Kissling answered: “Yes, I think that they do. I think that all life has value. What that value is is complicated. They have the value of —” (she gestured with air quotes) “being. They exist, that is enough to give them value.”


Rose then asked: “Does the newborn child have less value than the adult woman?”


Kissling replied: “No.”


Rose followed up: “Why is that?”


Kissling responded bluntly: “Because it’s born.”


Rose pressed further: “So you are attaching the value to birth and not consciousness?”


Kissling admitted: “In some instances, yes.”


Rose challenged this: “Why? Why is birth the defining line?”


Kissling pushed back: “Why is consciousness? There are things that can be done for the newborn outside of the body of the woman that cannot be done for that entity, that fetus, that embryo which is inside her body. That in and of itself is an important distinction. Location.”

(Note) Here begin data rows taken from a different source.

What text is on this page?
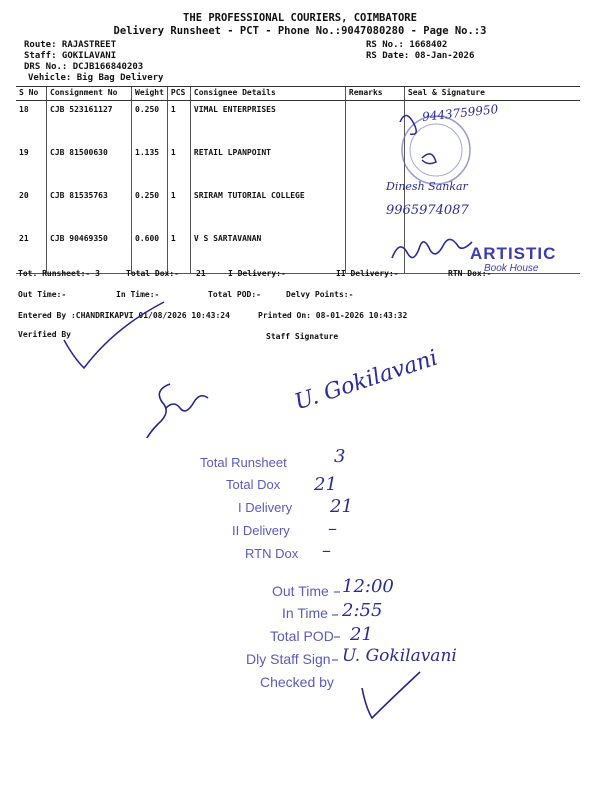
THE PROFESSIONAL COURIERS, COIMBATORE
Delivery Runsheet - PCT - Phone No.:9047080280 - Page No.:3
Route: RAJASTREET
Staff: GOKILAVANI
DRS No.: DCJB166840203
Vehicle: Big Bag Delivery
RS No.: 1668402
RS Date: 08-Jan-2026
S No	Consignment No	Weight	PCS	Consignee Details	Remarks	Seal & Signature
18	CJB 523161127	0.250	1	VIMAL ENTERPRISES		
19	CJB 81500630	1.135	1	RETAIL LPANPOINT		
20	CJB 81535763	0.250	1	SRIRAM TUTORIAL COLLEGE		
21	CJB 90469350	0.600	1	V S SARTAVANAN		
9443759950
Dinesh Sankar
9965974087
ARTISTIC
Book House
Tot. Runsheet:- 3	Total Dox:- 21	I Delivery:-	II Delivery:-	RTN Dox:-
Out Time:-	In Time:-	Total POD:-	Delvy Points:-
Entered By :CHANDRIKAPVI 01/08/2026 10:43:24	Printed On: 08-01-2026 10:43:32
Verified By	Staff Signature
U. Gokilavani
Total Runsheet	3
Total Dox 21
I Delivery 21
II Delivery –
RTN Dox –
Out Time 12:00
In Time 2:55
Total POD 21
Dly Staff Sign U. Gokilavani
Checked by
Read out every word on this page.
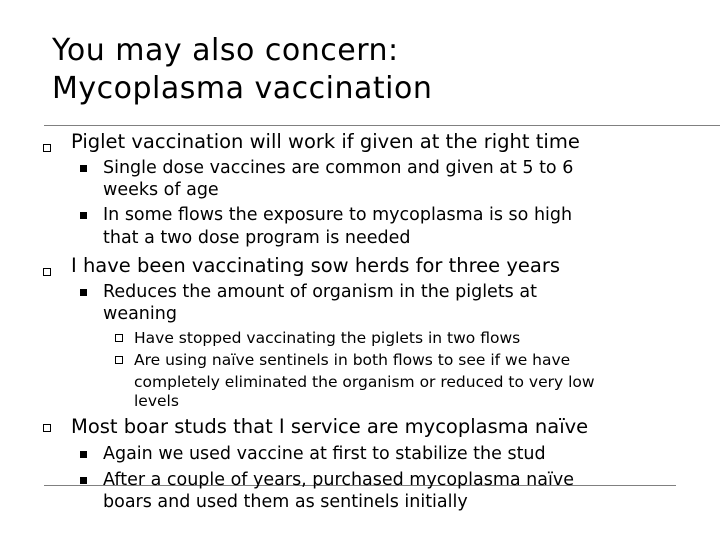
You may also concern:
Mycoplasma vaccination
Piglet vaccination will work if given at the right time
Single dose vaccines are common and given at 5 to 6
weeks of age
In some flows the exposure to mycoplasma is so high
that a two dose program is needed
I have been vaccinating sow herds for three years
Reduces the amount of organism in the piglets at
weaning
Have stopped vaccinating the piglets in two flows
Are using naïve sentinels in both flows to see if we have
completely eliminated the organism or reduced to very low
levels
Most boar studs that I service are mycoplasma naïve
Again we used vaccine at first to stabilize the stud
After a couple of years, purchased mycoplasma naïve
boars and used them as sentinels initially
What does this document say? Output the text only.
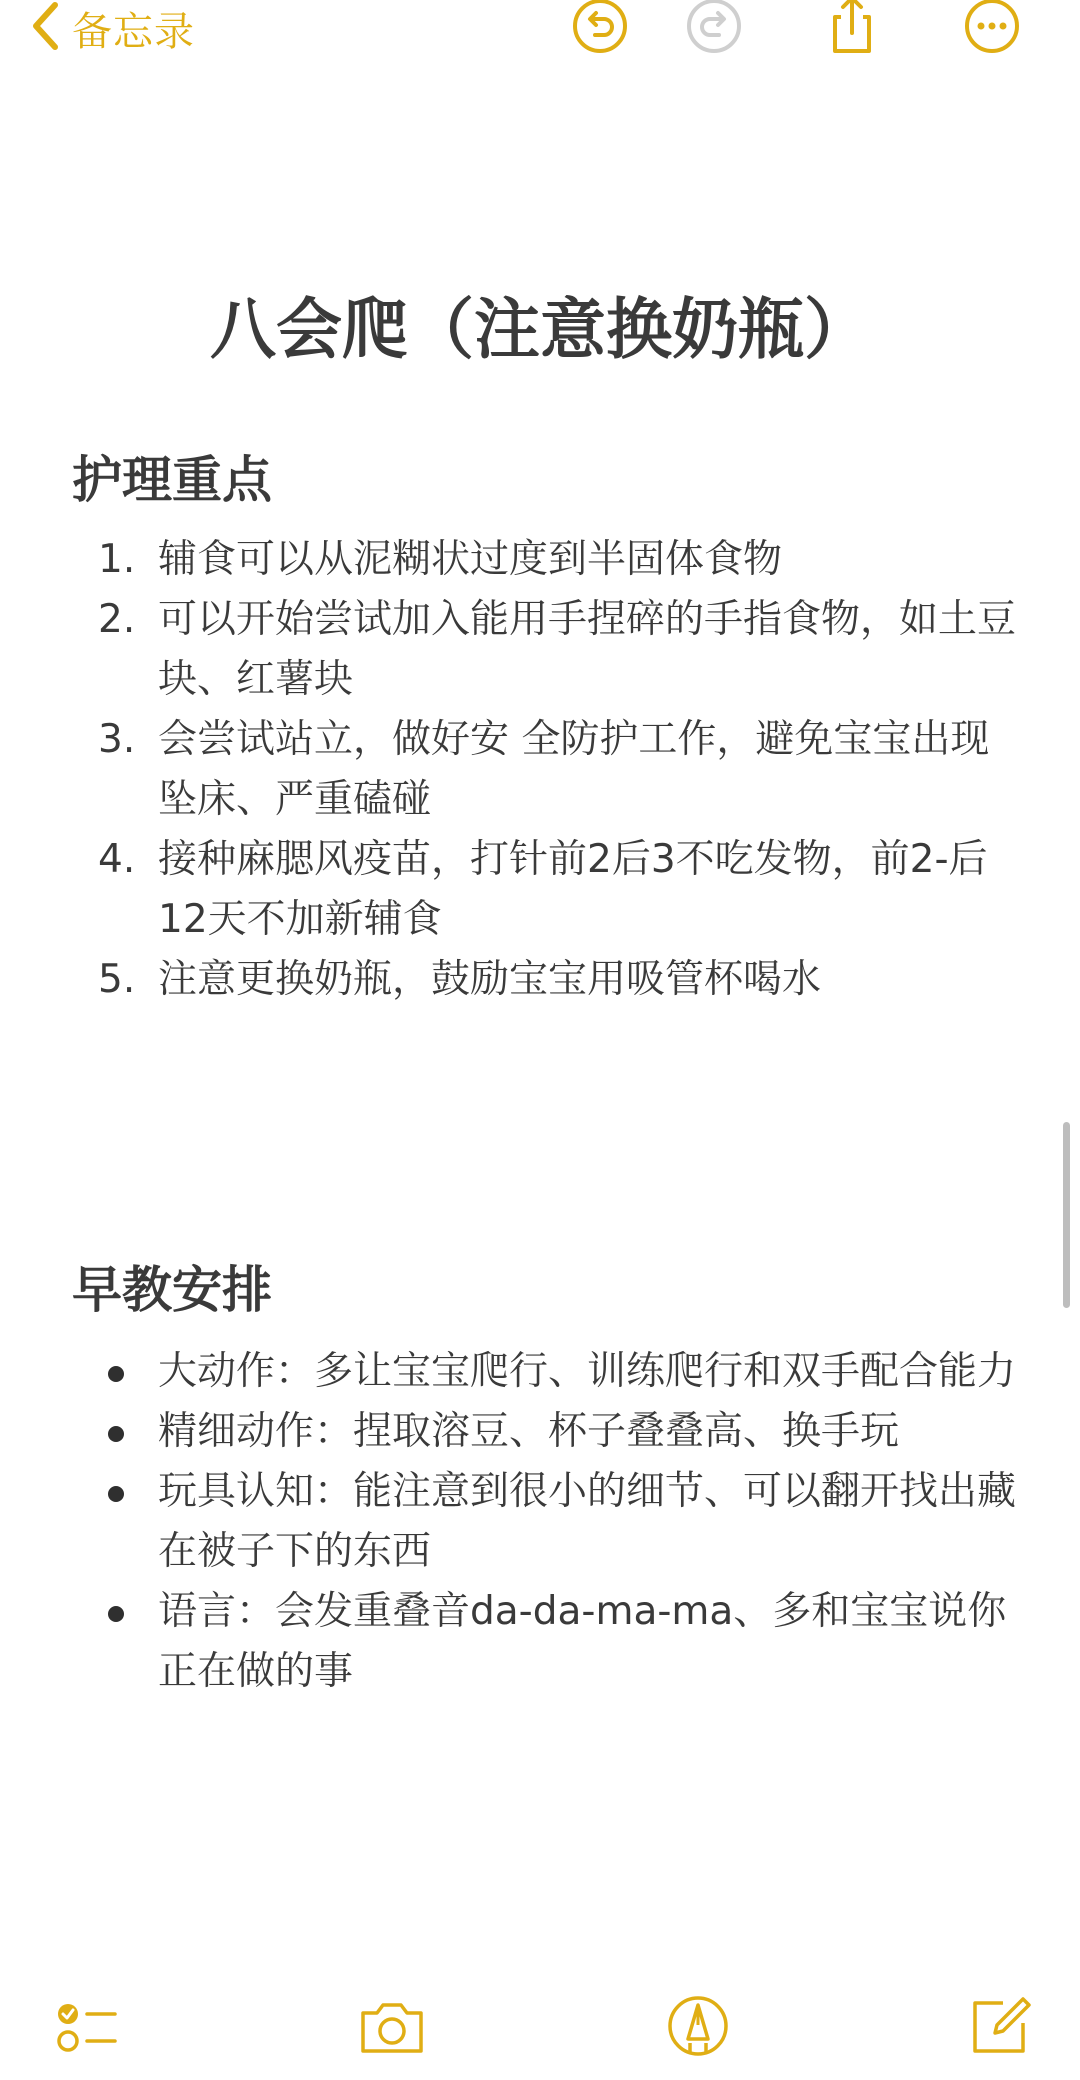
备忘录
八会爬（注意换奶瓶）
护理重点
1. 辅食可以从泥糊状过度到半固体食物
2. 可以开始尝试加入能用手捏碎的手指食物，如土豆块、红薯块
3. 会尝试站立，做好安 全防护工作，避免宝宝出现坠床、严重磕碰
4. 接种麻腮风疫苗，打针前2后3不吃发物，前2-后12天不加新辅食
5. 注意更换奶瓶，鼓励宝宝用吸管杯喝水
早教安排
大动作：多让宝宝爬行、训练爬行和双手配合能力
精细动作：捏取溶豆、杯子叠叠高、换手玩
玩具认知：能注意到很小的细节、可以翻开找出藏在被子下的东西
语言：会发重叠音da-da-ma-ma、多和宝宝说你正在做的事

Rose clarified the implication: “So would it be your position then, that because the baby is in the body of the mother, the mother should be permitted to, at any juncture, at will, have an abortion?”


Kissling hesitated: “At any stage of pregnancy? No. I am particularly happy with the framework that was originally developed in Roe v. Wade.”


She then explained the trimester framework, describing how Roe divided pregnancy into three stages and limited states from prohibiting abortion until later in pregnancy.


Rose pressed her once more: “Why do you think different trimesters are morally different when it comes to killing the baby?”


The audio was distorted during Kissling’s reply, but Rose restated what she believed she heard: that “developmental abilities determine and confer more legal protections.” Unfortunately, the poor audio quality made it impossible to capture a full response.


Even so, this exchange revealed the weakness of Kissling’s framework. By attaching human rights to location or developmental stage, she reduced the value of life to arbitrary categories, whereas Rose consistently argued that human dignity and protection begin at conception.



Closing Remarks


At the end of the evening, both women offered closing statements that summed up their arguments and sought to leave a final impression on the audience. I would encourage you to watch it (beginning at 1:09:04)


Lila Rose:

"If we want a brighter future. If we want justice. If we not only want life, but a lifetime of choices, we must not pit the woman against the child."

Frances Kissling:

"The reality of the world that we live in. Throughout the world, through Gaza, through the Ukraine and onward and onward relative to that, is that every human life does not have equal value. Should it have equal value? Yes, in a way it should. But then you get into philosophy and you get into thought experiments."


Audience and Campus Reaction


Observers described Rose’s approach as clear, compelling, and persuasive. Students commented that her arguments were not narrowly religious but accessible to anyone, grounded in logic and moral clarity.


Catholic News Agency reported that some in the audience felt Rose “swept the floor” in terms of coherence and confidence. Even the event organizer was reportedly surprised at how decisively the crowd sided with life.



Why This Debate Matters


This exchange reveals more than just a single win for the pro-life movement. It demonstrates:


  • That important conversations on abortion can take place in respected academic settings.


  • That even in environments often assumed hostile to the pro-life cause, truth has the power to persuade.


  • That young people are open to hearing arguments about human dignity and the value of life.




The Rose vs. Kissling debate was more than a clash of ideas, it was a reminder that truth spoken with conviction can change hearts and minds. Lila Rose’s victory shows that the pro-life message is not only morally right but intellectually compelling.


For all who care about justice and human dignity, this debate is a call to continue speaking boldly, with compassion, until every child is recognized as the human being they are, worthy of life and protection.